Over the weekend, we ate steak, shrimp, and lobster. And that was just dinner. For lunch there were leftovers and amazing hamburgers to be had as well as incredible chicken sandwiches eaten outside and overlooking the bay. For fun, my parent's took us out on the boat and into the bay. Justin golfed with my dad and my brother while my mom and I took a 2.5 mile walk and then pampered ourselves with pedicures. We also saw the Saturn Rocket and meandered through the Rocket Park before meditating/praying while walking a labrynth.
I was off work for the next week, but my husband returned to Oklahoma on Monday.
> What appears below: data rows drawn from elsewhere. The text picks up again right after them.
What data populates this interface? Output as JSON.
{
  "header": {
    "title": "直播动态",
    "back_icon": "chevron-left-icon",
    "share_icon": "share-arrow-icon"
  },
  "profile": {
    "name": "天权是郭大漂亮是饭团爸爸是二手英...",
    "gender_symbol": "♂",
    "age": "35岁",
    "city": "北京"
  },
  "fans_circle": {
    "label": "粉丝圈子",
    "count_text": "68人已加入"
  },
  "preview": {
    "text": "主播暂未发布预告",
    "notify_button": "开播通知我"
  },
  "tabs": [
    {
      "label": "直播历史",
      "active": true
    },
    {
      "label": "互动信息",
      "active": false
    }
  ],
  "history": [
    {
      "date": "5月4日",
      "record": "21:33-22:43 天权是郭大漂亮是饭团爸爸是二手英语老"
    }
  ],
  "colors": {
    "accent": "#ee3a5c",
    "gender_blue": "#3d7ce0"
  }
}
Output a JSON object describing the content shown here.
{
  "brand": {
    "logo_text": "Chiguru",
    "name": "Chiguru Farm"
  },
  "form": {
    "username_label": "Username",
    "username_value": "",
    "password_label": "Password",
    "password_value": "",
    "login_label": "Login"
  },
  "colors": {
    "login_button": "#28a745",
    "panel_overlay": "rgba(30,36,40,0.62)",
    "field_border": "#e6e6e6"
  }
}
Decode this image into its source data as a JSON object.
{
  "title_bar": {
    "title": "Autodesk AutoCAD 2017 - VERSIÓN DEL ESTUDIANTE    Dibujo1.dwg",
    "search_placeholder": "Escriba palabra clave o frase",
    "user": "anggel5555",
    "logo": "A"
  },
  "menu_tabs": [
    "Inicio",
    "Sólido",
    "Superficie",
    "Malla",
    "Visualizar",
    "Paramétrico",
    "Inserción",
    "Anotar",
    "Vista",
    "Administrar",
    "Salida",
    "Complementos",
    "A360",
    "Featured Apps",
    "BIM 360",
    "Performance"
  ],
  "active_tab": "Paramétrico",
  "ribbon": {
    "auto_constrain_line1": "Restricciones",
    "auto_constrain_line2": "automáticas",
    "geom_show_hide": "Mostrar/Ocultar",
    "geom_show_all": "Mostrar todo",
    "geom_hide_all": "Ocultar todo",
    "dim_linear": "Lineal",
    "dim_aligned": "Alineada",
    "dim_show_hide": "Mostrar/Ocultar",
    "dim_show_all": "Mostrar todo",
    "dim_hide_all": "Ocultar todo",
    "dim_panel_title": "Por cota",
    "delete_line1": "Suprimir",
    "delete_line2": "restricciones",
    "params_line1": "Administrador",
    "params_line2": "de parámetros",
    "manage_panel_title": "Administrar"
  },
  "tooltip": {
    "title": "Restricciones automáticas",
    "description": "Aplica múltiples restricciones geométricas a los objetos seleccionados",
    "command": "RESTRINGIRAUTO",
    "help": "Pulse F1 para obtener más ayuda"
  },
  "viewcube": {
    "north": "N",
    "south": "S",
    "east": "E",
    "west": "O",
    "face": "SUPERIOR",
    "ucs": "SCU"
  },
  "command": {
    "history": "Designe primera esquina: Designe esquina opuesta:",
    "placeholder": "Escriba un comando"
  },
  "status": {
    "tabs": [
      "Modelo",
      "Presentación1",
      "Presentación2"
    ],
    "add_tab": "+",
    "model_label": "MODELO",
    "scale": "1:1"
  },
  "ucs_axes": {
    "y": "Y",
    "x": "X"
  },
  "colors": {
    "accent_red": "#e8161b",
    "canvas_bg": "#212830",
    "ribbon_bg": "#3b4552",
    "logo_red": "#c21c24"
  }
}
Following his drop off at the airport, my mom and I tackled a large item on my list which was to purchase a new pair of shoes.
I bought running shoes a few months back and had hoped they would work for everything. But with sore knees and aching feet, I realized they weren't doing the trick. I also spoke with the instructor at the Zumba class I attend, and she mentioned that I should look into cross-trainers with a pivot point.
Seven stores later (and a bigger bill than expected), I found a pair of cross trainers. On Tuesday, I ordered a heart rate monitor (a gift from my Nana). I finally had all of the needed items to complete work-outs that pushed me.
I spent my entire time in Houston making better choices with food than I had during vacations in the past. I also completed several work-outs including another 2.5 mile walk/run, swimming laps, and Zumba.
Since arriving back in Oklahoma on Thursday evening, I've completed two work outs. I've watched what and how much I ate. And I've pushed myself by increasing weights and running on the treadmill. The pushing paid off, and I burned nearly 600 calories in an hour.
So, right now, I feel inspired. I feel strong. I feel like I can do this and that this truly is the time for me to do it. But I know that the inspiration and the strength is easily lost. I was there just a few days ago.
Inspiration will not always be there. I want it to be, but I am realizing that I can't count on inspiration. I saw a post about motivation while on vacation, and it stated that motivation isn't what a person needs. Instead a person just needs to start and keep going. So that's what I am doing. I am making a plan. And I am going to keep going - whether I want to or not.